Societies, families, and individuals seem to be programmed to do something to commemorate important events. From birthdays to the anniversaries and centenaries of important world events, there is a multitude of ways for celebrating important anniversaries.
The ways in which historic events are commemorated can change over the years, depending on how society currently views the events in question. For example, if we look at the way in which the First World War has been commemorated over the course of the twentieth and twenty-first centuries, we can see significant societal shifts. Where once commemoration ceremonies tended to focus on ideas predicated around the nation state and the concept that it is noble for young men to die for their nation’s ideals, today—when vanishingly few people even remember anyone who participated in the war—commemoration activities focus more on the sorrowful nature of the original event. With the benefit of hindsight, we can see that the so-called “war to end all wars” was not really anything of the sort. People have begun to query the wisdom of celebrating military adventures in such a way that it gives the impression that there is something inherently noble about killing for one’s country or for an idea or philosophy.

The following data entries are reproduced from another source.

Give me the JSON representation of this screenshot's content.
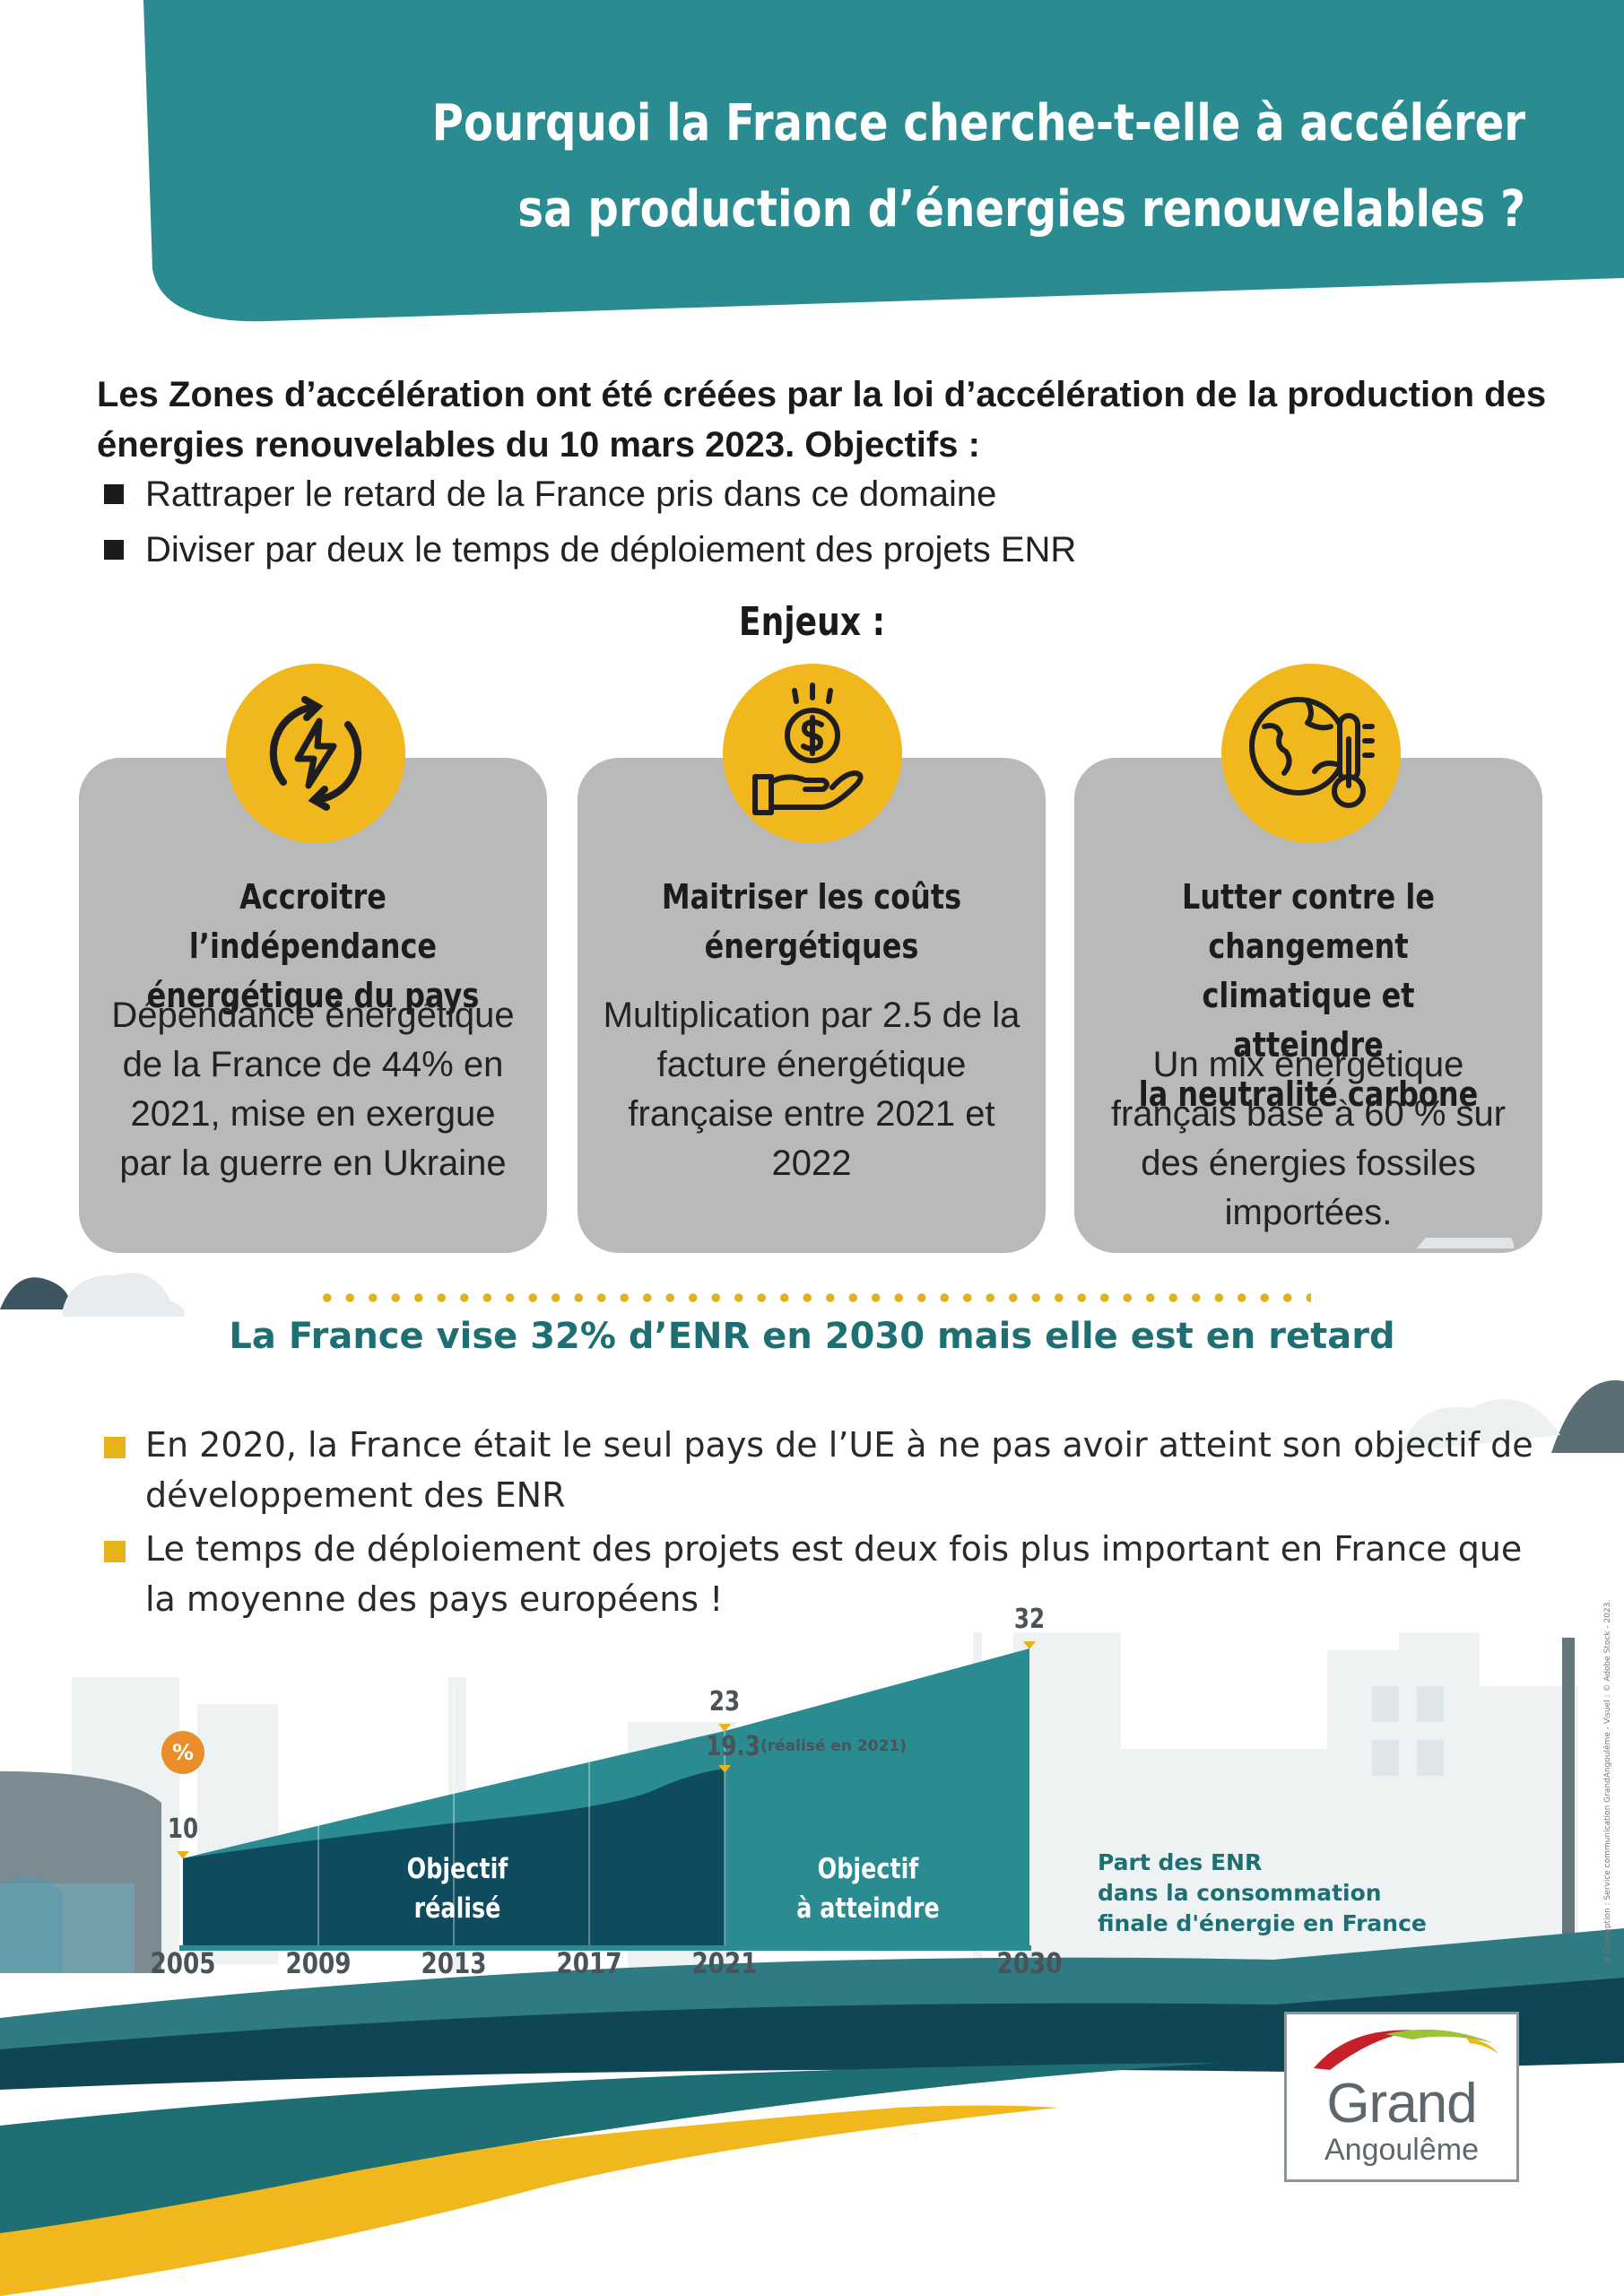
{
  "header": {
    "title_line1": "Pourquoi la France cherche-t-elle à accélérer",
    "title_line2": "sa production d’énergies renouvelables ?"
  },
  "intro": {
    "text": "Les Zones d’accélération ont été créées par la loi d’accélération de la production des énergies renouvelables du 10 mars 2023. Objectifs :",
    "bullets": [
      "Rattraper le retard de la France pris dans ce domaine",
      "Diviser par deux le temps de déploiement des projets ENR"
    ]
  },
  "enjeux_label": "Enjeux :",
  "cards": [
    {
      "icon": "energy-cycle-icon",
      "title_lines": [
        "Accroitre l’indépendance",
        "énergétique du pays"
      ],
      "body": "Dépendance énergétique de la France de 44% en 2021, mise en exergue par la guerre en Ukraine"
    },
    {
      "icon": "money-hand-icon",
      "title_lines": [
        "Maitriser les coûts",
        "énergétiques"
      ],
      "body": "Multiplication par 2.5 de la facture énergétique française entre 2021 et 2022"
    },
    {
      "icon": "earth-thermometer-icon",
      "title_lines": [
        "Lutter contre le changement",
        "climatique et atteindre",
        "la neutralité carbone"
      ],
      "body": "Un mix énergétique français basé à 60 % sur des énergies fossiles importées."
    }
  ],
  "subtitle": "La France vise 32% d’ENR en 2030 mais elle est en retard",
  "facts": [
    "En 2020, la France était le seul pays de l’UE à ne pas avoir atteint son objectif de développement des ENR",
    "Le temps de déploiement des projets est deux fois plus important en France que la moyenne des pays européens !"
  ],
  "chart": {
    "unit_badge": "%",
    "region_achieved": [
      "Objectif",
      "réalisé"
    ],
    "region_target": [
      "Objectif",
      "à atteindre"
    ],
    "realised_note": "(réalisé en 2021)",
    "legend_lines": [
      "Part des ENR",
      "dans la consommation",
      "finale d'énergie en France"
    ]
  },
  "chart_data": {
    "type": "area",
    "x_ticks": [
      "2005",
      "2009",
      "2013",
      "2017",
      "2021",
      "2030"
    ],
    "series": [
      {
        "name": "Objectif réalisé",
        "points": [
          [
            2005,
            10
          ],
          [
            2021,
            19.3
          ]
        ]
      },
      {
        "name": "Objectif à atteindre",
        "points": [
          [
            2005,
            10
          ],
          [
            2021,
            23
          ],
          [
            2030,
            32
          ]
        ]
      }
    ],
    "labels": [
      {
        "x": 2005,
        "y": 10,
        "text": "10"
      },
      {
        "x": 2021,
        "y": 23,
        "text": "23"
      },
      {
        "x": 2021,
        "y": 19.3,
        "text": "19.3"
      },
      {
        "x": 2030,
        "y": 32,
        "text": "32"
      }
    ],
    "ylabel": "%"
  },
  "credit": "© Conception : Service communication GrandAngoulême - Visuel : © Adobe Stock - 2023.",
  "logo": {
    "line1": "Grand",
    "line2": "Angoulême"
  },
  "colors": {
    "teal": "#2a8b90",
    "dark_teal": "#0e4a5c",
    "yellow": "#f0b81c",
    "card_gray": "#b9b9b9",
    "orange": "#e98e2a"
  }
}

On an individual or family level, the events we celebrate or overlook say a lot about us. Most people like to be recognised and celebrated on their birthday; it’s a little affirmation that we are loved and cared for, and that the people we know are glad that we are here. Couples often celebrate their wedding anniversary—and discord can certainly result when they have different ideas about how this important life event should be commemorated every year. The idea that we “should” commemorate life events in a certain way is so ingrained that deciding not to can be seen as rebellious or even subversive.
Commemorations are also central to a great deal of religious practice. Christians celebrate Christmas on the putative date of the birth of Jesus, for example, and Jews and Muslims have special festivities that commemorate important events in the history of their faiths. The positive aspect of these commemorations (apart from the fact that they can be great fun and involve a lot of fine dining) is that they can encourage a sense of community, of togetherness, and provide a forum in which people feel free to make expressions of love and affection. But, equally, can they sometimes cause us to identify those whose commemorations are different to ours as “other”? Can they be used as a mode of exclusion as well as inclusion?
Certainly, commemorations can be a lot more complex in certain environments, such as celebrating the holidays in a blended family in which expectations can vary and conflict or commemorating major historical events in a multi-cultural context in which there may be more than one interpretation of what happened.